Das wird er sich gedacht haben.
"Nö brauch ich nicht 


			Dieser Inhalt steht nur eingeloggten Mitgliedern zur Verfügung.
        

" als antwort auf die frage nach omen wirkt halt sehr infantil/eigensinnig, was in gegensatz zur im raid georderten team- und anpassungsfähigkeit steht. Hättest du gleich geschrieben "Nutze Skada, da is auch ne threatanzeige dabei" hätte man dich sicherlich nicht gekickt.

jemand, der mit 0 erfahrung ankommt und die frage nach omen so beantwortet würde auch bei mir nicht im raid bleiben :>




Teradas schrieb:


> PARAS.ID schrieb:
> 
> 
> > lies bitte vorm posten die beiträge die schon geschrieben wurden. begründe deine meinung anschaulich, um zur diskussion beizutragen.
> > und zitier korrekt und lass die grammattikfehler weg :>


----------



## PARAS.ID (9. Mai 2009)

Ahramanyu schrieb:


> Wenn eure Gildenmitglieder nicht genug Disziplin haben ein Gespamme dieser Daten zu unterbinden, warum führt ihr dann nicht einfach welches ein? Je weiter man im Content voranschreitet, um so interessanter können Daten dieser Art für den Raid werden - warum also nur wegen ein paar Querschlägern drauf verzichten?



Darf ich so frech fragen, ob man das grün auch entfernen könnt? Möchtest du lediglich durch farbe herraustechen oder ist das ein anhaltender forumsfehler?



Teradas schrieb:


> Und genau damit,hat sie vollkommen recht.

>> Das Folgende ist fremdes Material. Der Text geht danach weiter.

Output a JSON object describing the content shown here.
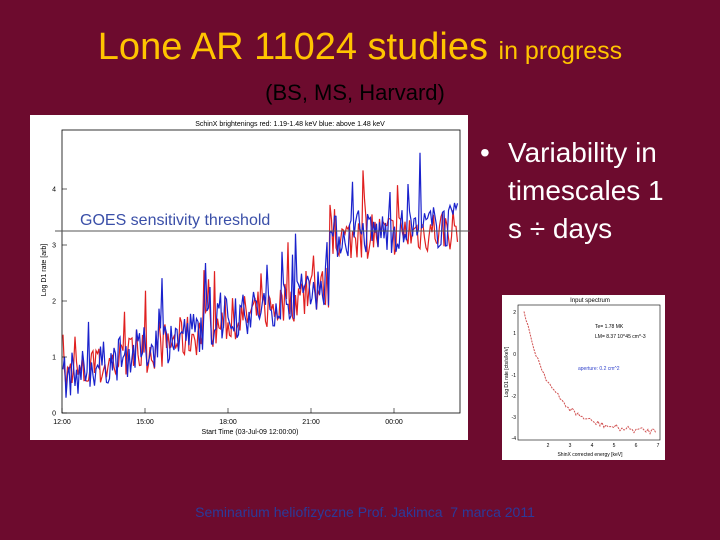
{
  "header": {
    "title": "Lone AR 11024 studies",
    "title_suffix": "in progress",
    "subtitle": "(BS, MS, Harvard)"
  },
  "left_plot": {
    "title": "SchinX brightenings red: 1.19-1.48 keV blue: above 1.48 keV",
    "y_label": "Log D1 rate [arb]",
    "x_label": "Start Time (03-Jul-09 12:00:00)",
    "y_ticks": [
      "0",
      "1",
      "2",
      "3",
      "4"
    ],
    "x_ticks": [
      "12:00",
      "15:00",
      "18:00",
      "21:00",
      "00:00"
    ],
    "annotation": "GOES sensitivity threshold"
  },
  "bullet": "Variability in timescales 1 s ÷ days",
  "right_plot": {
    "title": "Input spectrum",
    "temperature": "Te= 1.78 MK",
    "emission": "LM= 8.37 10^45 cm^-3",
    "aperture": "aperture: 0.2 cm^2",
    "y_label": "Log D1 rate [cts/s/keV]",
    "x_label": "ShinX corrected energy [keV]",
    "y_ticks": [
      "-4",
      "-3",
      "-2",
      "-1",
      "0",
      "1",
      "2"
    ],
    "x_ticks": [
      "2",
      "3",
      "4",
      "5",
      "6",
      "7"
    ]
  },
  "footer": "Seminarium heliofizyczne Prof. Jakimca  7 marca 2011"
}
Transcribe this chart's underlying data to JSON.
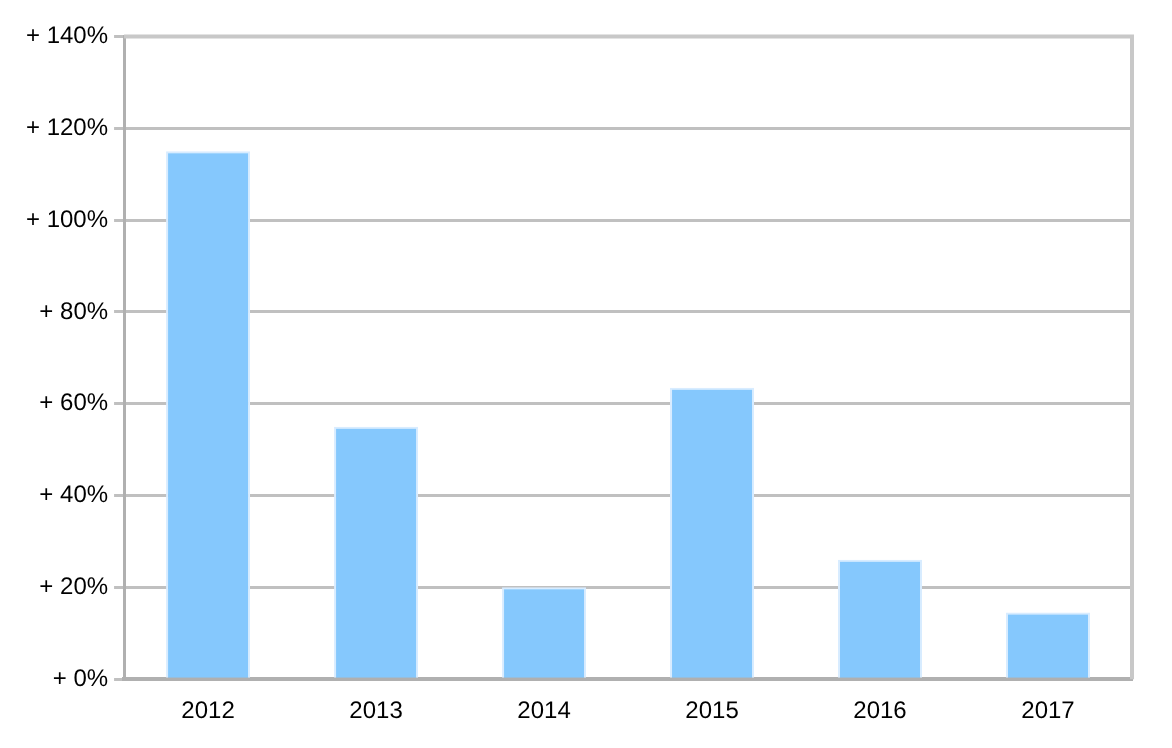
{
  "chart_data": {
    "type": "bar",
    "categories": [
      "2012",
      "2013",
      "2014",
      "2015",
      "2016",
      "2017"
    ],
    "values": [
      115,
      55,
      20,
      63.5,
      26,
      14.5
    ],
    "color": "#85c8fd",
    "ylim": [
      0,
      140
    ],
    "yticks": [
      {
        "value": 0,
        "label": "+ 0%"
      },
      {
        "value": 20,
        "label": "+ 20%"
      },
      {
        "value": 40,
        "label": "+ 40%"
      },
      {
        "value": 60,
        "label": "+ 60%"
      },
      {
        "value": 80,
        "label": "+ 80%"
      },
      {
        "value": 100,
        "label": "+ 100%"
      },
      {
        "value": 120,
        "label": "+ 120%"
      },
      {
        "value": 140,
        "label": "+ 140%"
      }
    ],
    "grid": "y",
    "legend": false
  }
}
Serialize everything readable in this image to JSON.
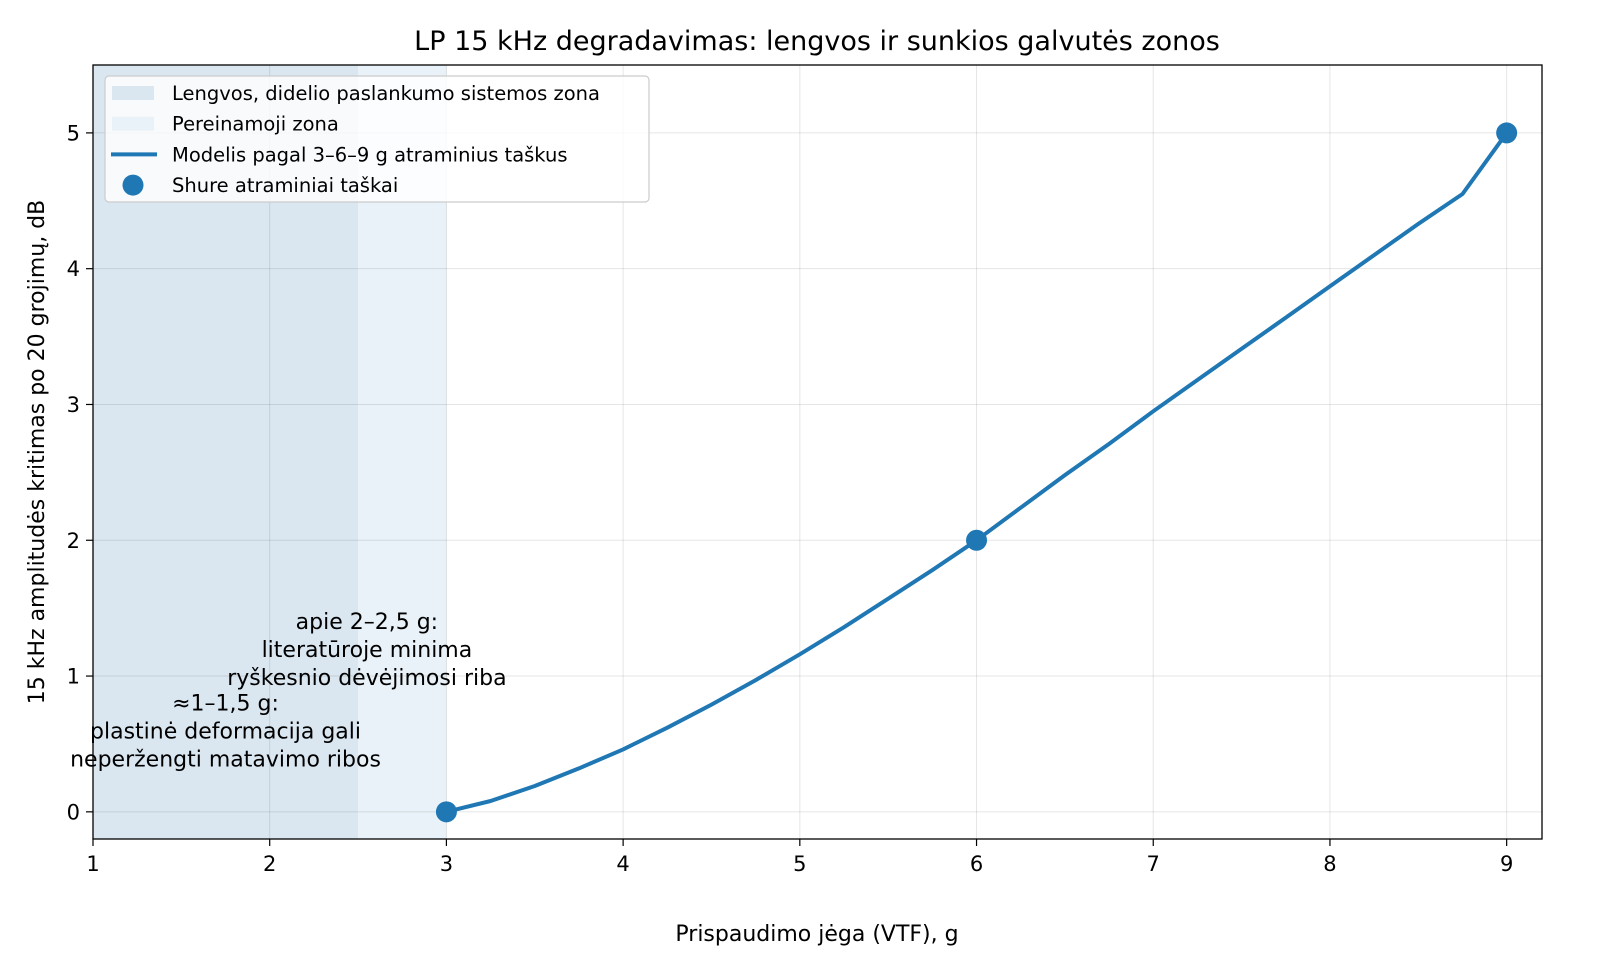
{
  "chart_data": {
    "type": "line",
    "title": "LP 15 kHz degradavimas: lengvos ir sunkios galvutės zonos",
    "xlabel": "Prispaudimo jėga (VTF), g",
    "ylabel": "15 kHz amplitudės kritimas po 20 grojimų, dB",
    "xlim": [
      1,
      9.2
    ],
    "ylim": [
      -0.2,
      5.5
    ],
    "x_ticks": [
      1,
      2,
      3,
      4,
      5,
      6,
      7,
      8,
      9
    ],
    "y_ticks": [
      0,
      1,
      2,
      3,
      4,
      5
    ],
    "grid": true,
    "legend_position": "top-left",
    "zones": [
      {
        "name": "Lengvos, didelio paslankumo sistemos zona",
        "x_start": 1,
        "x_end": 2.5,
        "color": "#dae7f1"
      },
      {
        "name": "Pereinamoji zona",
        "x_start": 2.5,
        "x_end": 3,
        "color": "#e9f2f8"
      }
    ],
    "series": [
      {
        "name": "Modelis pagal 3–6–9 g atraminius taškus",
        "kind": "line",
        "color": "#1f77b4",
        "x": [
          3,
          3.25,
          3.5,
          3.75,
          4,
          4.25,
          4.5,
          4.75,
          5,
          5.25,
          5.5,
          5.75,
          6,
          6.25,
          6.5,
          6.75,
          7,
          7.25,
          7.5,
          7.75,
          8,
          8.25,
          8.5,
          8.75,
          9
        ],
        "y": [
          0,
          0.08,
          0.19,
          0.32,
          0.46,
          0.62,
          0.79,
          0.97,
          1.16,
          1.36,
          1.57,
          1.78,
          2.0,
          2.24,
          2.48,
          2.71,
          2.95,
          3.18,
          3.41,
          3.64,
          3.87,
          4.1,
          4.33,
          4.55,
          5.0
        ]
      },
      {
        "name": "Shure atraminiai taškai",
        "kind": "scatter",
        "color": "#1f77b4",
        "x": [
          3,
          6,
          9
        ],
        "y": [
          0,
          2,
          5
        ]
      }
    ],
    "annotations": [
      {
        "lines": [
          "apie 2–2,5 g:",
          "literatūroje minima",
          "ryškesnio dėvėjimosi riba"
        ],
        "x": 2.55,
        "y": 1.2
      },
      {
        "lines": [
          "≈1–1,5 g:",
          "plastinė deformacija gali",
          "neperžengti matavimo ribos"
        ],
        "x": 1.75,
        "y": 0.6
      }
    ]
  }
}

Behauptung -> Beleg 1 -> Beleg 2 -> Beleg X -> Diskussion.


----------



## ReWahn (9. Mai 2009)

PARAS.ID schrieb:


> Darf ich so frech fragen, ob man das grün auch entfernen könnt? Möchtest du lediglich durch farbe herraustechen oder ist das ein anhaltender forumsfehler?

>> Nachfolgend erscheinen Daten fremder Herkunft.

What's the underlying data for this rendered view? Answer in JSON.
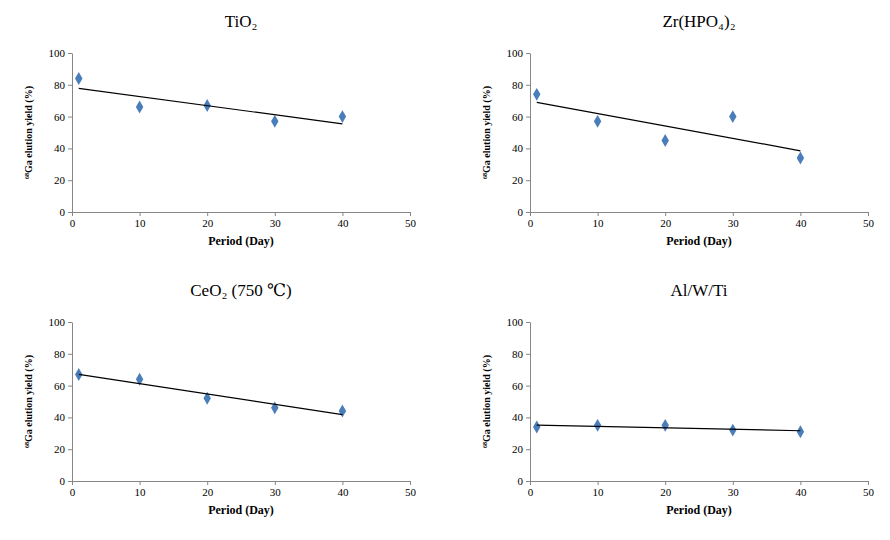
{
  "chart_data": [
    {
      "type": "scatter",
      "title": "TiO₂",
      "x_label": "Period (Day)",
      "y_label": "⁶⁸Ga elution yield (%)",
      "xlim": [
        0,
        50
      ],
      "xticks": [
        0,
        10,
        20,
        30,
        40,
        50
      ],
      "ylim": [
        0,
        100
      ],
      "yticks": [
        0,
        20,
        40,
        60,
        80,
        100
      ],
      "grid": false,
      "series": [
        {
          "type": "scatter",
          "marker": "diamond",
          "color": "#4a7ebb",
          "x": [
            1,
            10,
            20,
            30,
            40
          ],
          "values": [
            84,
            66,
            67,
            57,
            60
          ]
        },
        {
          "type": "line",
          "line_style": "solid",
          "color": "#000000",
          "x": [
            1,
            40
          ],
          "values": [
            77.8,
            55.4
          ]
        }
      ]
    },
    {
      "type": "scatter",
      "title": "Zr(HPO₄)₂",
      "x_label": "Period (Day)",
      "y_label": "⁶⁸Ga elution yield (%)",
      "xlim": [
        0,
        50
      ],
      "xticks": [
        0,
        10,
        20,
        30,
        40,
        50
      ],
      "ylim": [
        0,
        100
      ],
      "yticks": [
        0,
        20,
        40,
        60,
        80,
        100
      ],
      "grid": false,
      "series": [
        {
          "type": "scatter",
          "marker": "diamond",
          "color": "#4a7ebb",
          "x": [
            1,
            10,
            20,
            30,
            40
          ],
          "values": [
            74,
            57,
            45,
            60,
            34
          ]
        },
        {
          "type": "line",
          "line_style": "solid",
          "color": "#000000",
          "x": [
            1,
            40
          ],
          "values": [
            69.0,
            38.5
          ]
        }
      ]
    },
    {
      "type": "scatter",
      "title": "CeO₂ (750 ℃)",
      "x_label": "Period (Day)",
      "y_label": "⁶⁸Ga elution yield (%)",
      "xlim": [
        0,
        50
      ],
      "xticks": [
        0,
        10,
        20,
        30,
        40,
        50
      ],
      "ylim": [
        0,
        100
      ],
      "yticks": [
        0,
        20,
        40,
        60,
        80,
        100
      ],
      "grid": false,
      "series": [
        {
          "type": "scatter",
          "marker": "diamond",
          "color": "#4a7ebb",
          "x": [
            1,
            10,
            20,
            30,
            40
          ],
          "values": [
            67,
            64,
            52,
            46,
            44
          ]
        },
        {
          "type": "line",
          "line_style": "solid",
          "color": "#000000",
          "x": [
            1,
            40
          ],
          "values": [
            67.1,
            41.7
          ]
        }
      ]
    },
    {
      "type": "scatter",
      "title": "Al/W/Ti",
      "x_label": "Period (Day)",
      "y_label": "⁶⁸Ga elution yield (%)",
      "xlim": [
        0,
        50
      ],
      "xticks": [
        0,
        10,
        20,
        30,
        40,
        50
      ],
      "ylim": [
        0,
        100
      ],
      "yticks": [
        0,
        20,
        40,
        60,
        80,
        100
      ],
      "grid": false,
      "series": [
        {
          "type": "scatter",
          "marker": "diamond",
          "color": "#4a7ebb",
          "x": [
            1,
            10,
            20,
            30,
            40
          ],
          "values": [
            34,
            35,
            35,
            32,
            31
          ]
        },
        {
          "type": "line",
          "line_style": "solid",
          "color": "#000000",
          "x": [
            1,
            40
          ],
          "values": [
            35.2,
            31.6
          ]
        }
      ]
    }
  ]
}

seit kurzem sind alle mods so grün... ist so gewollt, ob es optisch ansprechend ist sei mal dahingestellt...


----------



## Contemptio (9. Mai 2009)

Das Problem liegt nicht an den (meiner Ansicht nach überaus guten) Addons, sondern an der epicgeilen, versessenen Community von wow...


----------



## Nync (9. Mai 2009)

Mahlzeit,
um jetzt auch mal meinen Senf dazu zu geben:
Omen ist einfach Pflicht für Spieler die Raiden wollen. Ohne Omen hat man einfach keinen Überblick wo man in der Aggro liste steht

Recount ist sicher für viele leider ein "ich bin der größte und beste" Addon. Dennoch habe ich das Glück, dass meine Erfahrung zeigt wer gut spielt und sich anstrengt verwendet recount dafür um seine eigene Leistung beurteilen zu können und sich mit den anderen Raidmembern zu messen. Ich persönlich nutze das z.B. sehr gerne um Leute herauszufiltern bei denen ich mir noch nen Tipp für Skillung, Verzauberung o.ä. holen kann.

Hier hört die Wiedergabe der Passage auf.